八十八の白と黒で彩られた世界を、がっしりとした厚い手のひらが、長い指が駆け抜ける。明るく華やかな音色を立てるスタインウェイ。ピアニストの指が奏でるのは、燃える火のような曲だった。

 オレンジ色の炎にあぶられて身をよじらせ、生き物のように反りかえる一枚の紙。めらめらと燃える紙はいつしか蝶となり、激しい炎を上げて、銀色の粉を撒き散らしながら風に消えていく。
 誰かが踊っているような楽し気な、しかし緩急のついた激しいタッチのこの曲は、マヌエル・デ・ファリャの組曲「恋は魔術師」の一部分、火祭りの踊りだ。
 火のついた蝶の羽がちぎれて舞い上がる。空中に浮かぶそれがにわかに紙片に戻り、黒い灰となって落ちた。白鍵を強く叩きつける。燃えさかる火の最後の揺らめきのようなクライマックス。
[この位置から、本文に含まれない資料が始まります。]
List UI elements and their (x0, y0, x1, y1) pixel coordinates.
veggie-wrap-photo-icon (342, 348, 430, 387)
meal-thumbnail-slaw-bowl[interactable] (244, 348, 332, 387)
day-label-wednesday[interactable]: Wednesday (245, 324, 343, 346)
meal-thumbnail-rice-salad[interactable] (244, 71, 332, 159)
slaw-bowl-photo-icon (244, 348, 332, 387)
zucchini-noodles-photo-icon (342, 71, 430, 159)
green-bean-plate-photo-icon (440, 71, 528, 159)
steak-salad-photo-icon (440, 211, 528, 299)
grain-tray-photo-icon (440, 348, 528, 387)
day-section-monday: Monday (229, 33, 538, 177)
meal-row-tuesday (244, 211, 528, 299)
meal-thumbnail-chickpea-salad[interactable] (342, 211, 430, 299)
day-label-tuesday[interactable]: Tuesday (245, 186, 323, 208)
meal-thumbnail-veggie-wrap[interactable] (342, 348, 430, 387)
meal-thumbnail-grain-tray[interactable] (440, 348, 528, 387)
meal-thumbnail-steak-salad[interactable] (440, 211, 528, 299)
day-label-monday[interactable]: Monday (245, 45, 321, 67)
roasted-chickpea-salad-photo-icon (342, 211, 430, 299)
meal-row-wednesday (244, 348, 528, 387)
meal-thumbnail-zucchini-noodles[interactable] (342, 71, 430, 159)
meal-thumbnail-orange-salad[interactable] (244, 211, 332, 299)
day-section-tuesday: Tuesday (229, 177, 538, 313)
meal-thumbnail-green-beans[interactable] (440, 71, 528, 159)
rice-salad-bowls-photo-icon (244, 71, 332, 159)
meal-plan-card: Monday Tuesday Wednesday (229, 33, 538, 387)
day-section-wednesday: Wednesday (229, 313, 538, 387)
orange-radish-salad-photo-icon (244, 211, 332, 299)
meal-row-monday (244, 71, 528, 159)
 放課後、防音設備がしっかりととのった特別教室にて。国際ピアノコンクールに臨む学生・峰を指導する四十二歳の音大教授・早川。
 早川がピアノの蓋を閉めて、傍らの椅子に座る峰に声をかける。


「何でこの曲に決めたの?」
「……前に、貴方が弾いていたでしょ……あの時の演奏が忘れられなくて」
「…………忘れられないのは演奏だけかな?」


 峰のゆるくパーマがかかったアッシュベージュの髪の毛を、早川の左手の指先がくすぐった。その薬指に光る指輪。ピアスの開いた耳に息を吹きかけ、シャツの合わせから肉厚の手のひらが入り込む。上向きの親指の爪と、人差し指が、乳首をねじるようにしてつまむ。
 きちんとセットされた髪と、整えられた髭。ダークスーツを着こなす大人の男性が、教え子の柔肌を撫でまわす。

「ン……」

 音大専用モデル・スタインウェイAS−188の、優美なピアノの曲線にもたれかかってキスをする教授とその生徒。艶消し加工された黒い本体に、浅ましく舌を絡める二人の姿が映る。

「あ……ふぅ……」

  ぺちゃ、ぺちゃと舌を舐め合う。ぢゅる、と音を立てて吸って、ぬるぬると絡める。首に手を回して、唇を甘噛み。

「キス、大好きだね……」
「ん、ん、あ……はぁ、しゅき……」


 教授の早川と生徒の峰がこんな関係になったのは比較的最近。コンクールに向けて不安を覚えた峰が放課後のレッスンを依頼した所から始まる。
 ほのかに早川に恋心を抱いていた峰。それに気づいてしまった早川。二人きりの放課後。既婚者の教授。男同士。年の差。それらを乗り越えて……あやまちは起きた。
 どちらからともなく指が触れ合って、手首をつかまれて、床に押し倒されて、服を脱がされて……とろけるバターのように、身体が絡まった。それから、ずっと。
 放課後のレッスンのたびに、教授と教え子はセックスをしている。

「あん、せんせぇ……そこばっかりだめ……」
「峰くんは乳首大好きだね。ここ、いじられると女の子みたいにイッちゃうもんね……」
「や、イかない、もん……あっ、あ、あ」

 峰は一台一千万以上する高級なグランドピアノの天板に乳首をこすりつけ、年の離れた教授の性器に腰をおしつける。ぐり、ぐりとこすりつけて、おねだり。
外見はよくいる今どきの大学生。でも中身はとても純真で可愛らしい。早川はいつものようにローションで慣らしてから挿入しようとして、ふと棚に置いてあるメトロノームに目を付けた。


「峰くん、今日はこれで遊ぼうか」


 早川は大人の顔の上に、優し気な微笑みを貼りつけて……ろくでもない提案をした。